Baca juga: Paripurna DPRD Surabaya, PSI Sepakat APBD 2025 Disahkan dengan Sejumlah Catatan
“Prinsipnya, status keberadaan warga harus sesuai dengan data administrasi. Kondisi nyata (de facto) harus sejalan dengan data resmi (de jure),” ujar Eddy, Jumat (24/7/2026).
Berdasarkan data Dinas Kependudukan dan Pencatatan Sipil (Disdukcapil) Surabaya, jumlah kepala keluarga (KK) di kota ini mencapai 1.002.736. Namun, hasil survei Data Tunggal Sosial Ekonomi Nasional (DTSEN) akhir 2025 serta digitalisasi program Perlindungan Sosial (Perlinsos) menunjukkan masih banyak warga yang tidak ditemukan di alamat sesuai data kependudukan.
Eddy mengungkapkan, dalam survei DTSEN terdapat sekitar 169.000 KK yang tidak ditemukan di lapangan. Sementara dalam survei Perlinsos, jumlahnya hampir mencapai 200.000 KK.
“Dalam penyaluran bantuan sosial dari Kementerian Sosial, prinsipnya sama, yakni data de facto dan de jure harus selaras. Data administrasi harus sesuai dengan tempat tinggal sebenarnya,” jelasnya.
Untuk itu, Pemkot Surabaya mengimbau warga yang belum terverifikasi agar segera melaporkan keberadaan mereka melalui kelurahan atau kecamatan setempat. Bagi warga yang belum melapor, pemerintah sementara melakukan penangguhan data dalam aplikasi “Cek-in Warga”.
“Sebanyak 169.000 data warga kami lakukan penangguhan sementara di aplikasi Cek-in Warga,” tambah Eddy.

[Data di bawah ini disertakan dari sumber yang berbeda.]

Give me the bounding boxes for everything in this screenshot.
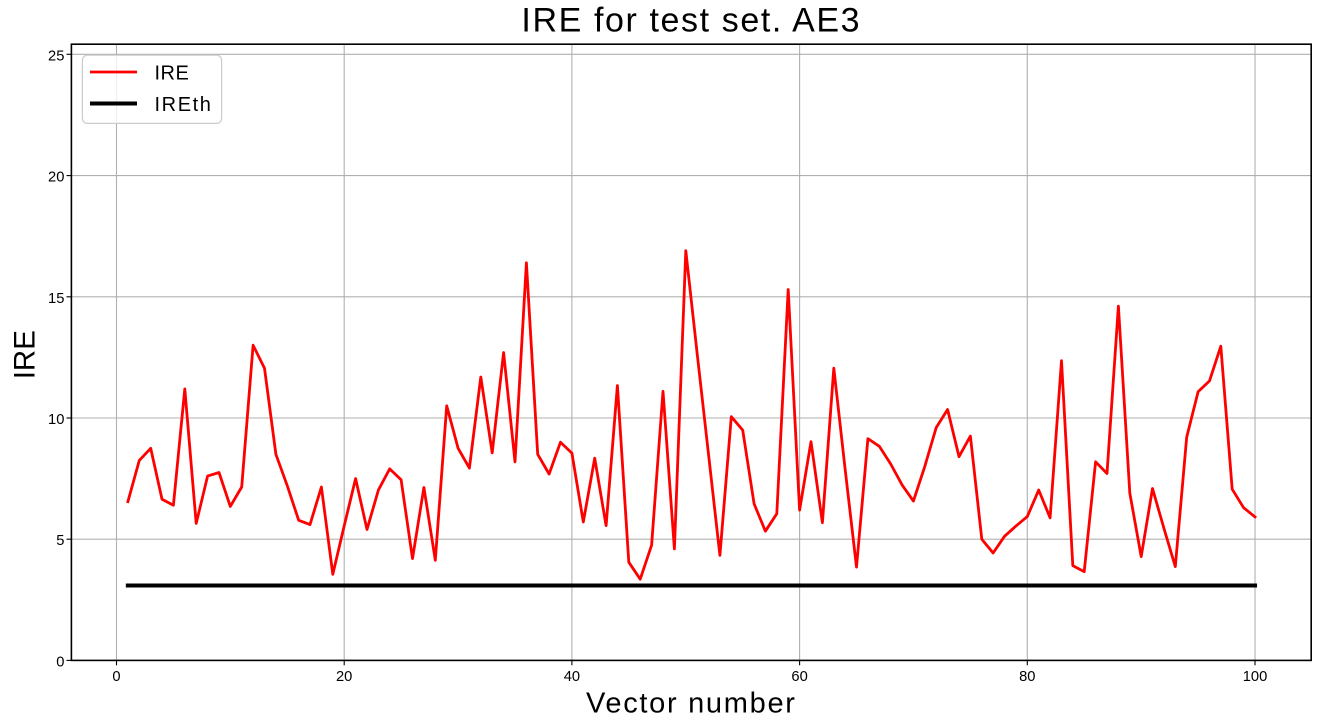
svg-text:IRE: IRE (9, 330, 42, 379)
svg-text:20: 20 (336, 669, 352, 685)
svg-text:5: 5 (56, 533, 64, 549)
svg-text:10: 10 (48, 412, 64, 428)
svg-text:40: 40 (564, 669, 580, 685)
svg-text:0: 0 (56, 654, 64, 670)
svg-text:20: 20 (48, 170, 64, 186)
svg-text:80: 80 (1019, 669, 1035, 685)
svg-text:100: 100 (1243, 669, 1268, 685)
svg-text:IRE for test set. AE3: IRE for test set. AE3 (521, 2, 861, 40)
svg-text:IREth: IREth (155, 94, 213, 116)
svg-text:25: 25 (48, 48, 64, 64)
svg-text:Vector number: Vector number (586, 688, 797, 720)
svg-text:0: 0 (112, 669, 120, 685)
svg-text:60: 60 (791, 669, 807, 685)
svg-text:15: 15 (48, 291, 64, 307)
svg-text:IRE: IRE (155, 63, 190, 85)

Meski demikian, ia memastikan warga yang masih tinggal di Surabaya tidak perlu khawatir jika alamat tempat tinggalnya berbeda dengan yang tercantum di Kartu Keluarga (KK). Warga cukup melakukan pembaruan data sesuai prosedur yang berlaku.
“Yang penting mereka melaporkan lokasi tempat tinggal saat ini,” tegasnya.
Baca juga: Komunikasi DPRD-OPD Disorot, Bang Jo Tekankan Optimalisasi Pelayanan Publik
Sementara bagi warga yang telah menetap di luar Surabaya, Eddy meminta agar segera mengurus perpindahan administrasi kependudukan sesuai domisili terbaru. Ia menegaskan, dalam kurun waktu maksimal satu tahun, warga wajib memperbarui data kependudukan sesuai tempat tinggal.
Senada dengan itu, Kepala Disdukcapil Surabaya, Irvan Wahyudrajad, menyampaikan bahwa pemerintah saat ini tengah mengembangkan sistem pemerintahan berbasis digital (digital governance), di mana seluruh layanan publik akan terintegrasi melalui data kependudukan.
Ia menegaskan bahwa Nomor Induk Kependudukan (NIK) akan menjadi identitas tunggal yang menjadi dasar seluruh layanan pemerintah.
“Arah kebijakan pemerintah, baik pusat maupun daerah, adalah menuju digital governance. Semua layanan akan berbasis digital, dan data kependudukan menjadi sumber utama,” ujar Irvan.
Menurutnya, pembaruan data Adminduk menjadi kunci penting dalam perencanaan pembangunan serta penyaluran bantuan sosial agar tepat sasaran.
Baca juga: Ketua DPRD Surabaya Ajak Warga Kolaborasi Bangun Kota Lewat Dialog Terbuka
“Jangan sampai ada warga yang sudah meninggal dunia tetapi masih menerima bantuan sosial. Data harus selalu diperbarui,” tegasnya.
Irvan juga mengingatkan masyarakat agar aktif melaporkan setiap peristiwa kependudukan, seperti kelahiran, perpindahan, pernikahan, hingga kematian, tanpa menunggu saat membutuhkan layanan administrasi.
“Semua peristiwa penting dalam kehidupan harus dilaporkan dan dicatat,” jelasnya.
Ia menambahkan, berdasarkan temuan di lapangan, masih banyak warga yang telah pindah domisili namun belum mengurus perpindahan administrasi. Selain itu, terdapat pula anggota keluarga yang sudah tidak tinggal bersama tetapi masih tercatat dalam satu KK.
“Fakta di lapangan menunjukkan masih banyak warga yang belum memperbarui data kependudukan meski sudah pindah tempat tinggal,” pungkasnya.